Survivors began to search for the dead as soon as the flood subsided. The government had no disaster relief programs then, so local committees organized thousands of volunteers to handle cleanup and relief. They raised $100,000, an enormous sum that rivaled the donations for the victims of the Great Chicago Fire three years earlier. (The Massachusetts state government eventually stepped in to loan $120,000 to rebuild the valley’s infrastructure.)

Five days after the flood, the county coroner began an investigation which lasted seven days. A jury heard a full account from numerous witnesses about the dam’s construction and the reasons for its failure.

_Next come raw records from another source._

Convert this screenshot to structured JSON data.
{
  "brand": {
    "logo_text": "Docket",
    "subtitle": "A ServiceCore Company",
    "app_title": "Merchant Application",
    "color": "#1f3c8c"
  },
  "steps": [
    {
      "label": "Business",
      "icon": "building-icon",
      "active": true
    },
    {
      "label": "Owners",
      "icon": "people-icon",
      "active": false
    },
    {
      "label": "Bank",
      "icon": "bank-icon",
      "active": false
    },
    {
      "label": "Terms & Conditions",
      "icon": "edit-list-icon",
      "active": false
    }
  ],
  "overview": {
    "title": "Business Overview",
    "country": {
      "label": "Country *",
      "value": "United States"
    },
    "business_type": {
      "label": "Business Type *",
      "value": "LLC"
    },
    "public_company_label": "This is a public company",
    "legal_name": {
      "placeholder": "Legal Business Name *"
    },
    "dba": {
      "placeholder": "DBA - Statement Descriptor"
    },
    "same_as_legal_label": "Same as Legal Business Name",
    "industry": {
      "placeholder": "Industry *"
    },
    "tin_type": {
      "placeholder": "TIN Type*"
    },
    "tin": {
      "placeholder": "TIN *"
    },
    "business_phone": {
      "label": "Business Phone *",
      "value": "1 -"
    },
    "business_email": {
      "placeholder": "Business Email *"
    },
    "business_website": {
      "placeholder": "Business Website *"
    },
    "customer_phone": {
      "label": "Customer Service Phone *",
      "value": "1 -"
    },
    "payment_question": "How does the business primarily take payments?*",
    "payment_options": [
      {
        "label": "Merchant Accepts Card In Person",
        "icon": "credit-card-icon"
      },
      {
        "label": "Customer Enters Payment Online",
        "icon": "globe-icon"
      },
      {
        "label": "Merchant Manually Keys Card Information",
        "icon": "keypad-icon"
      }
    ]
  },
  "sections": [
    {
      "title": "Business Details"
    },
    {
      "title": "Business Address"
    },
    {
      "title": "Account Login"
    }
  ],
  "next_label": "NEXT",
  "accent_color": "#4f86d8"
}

In its verdict on July 3, the jury charged five parties with negating their responsibilities:


1. The Massachusetts legislature for lax laws;

2. The dam owners for privileging profit over lives;

3. The engineers for poor design;

4. The contractors for poor construction;

5. The County commissioners for lack of oversight.


With so many parties named, the blame stuck to no one. No criminal or civil suits were carried out, and none of the responsible parties were penalized or held accountable.

Although this was a preventable tragedy, there is one silver lining: the state Legislature passed the first dam safety laws. In addition,neighboring states followed Massachusetts’ example.

As always, thank you for taking some of your previous time to spend here with us! Enjoy the rest of your week!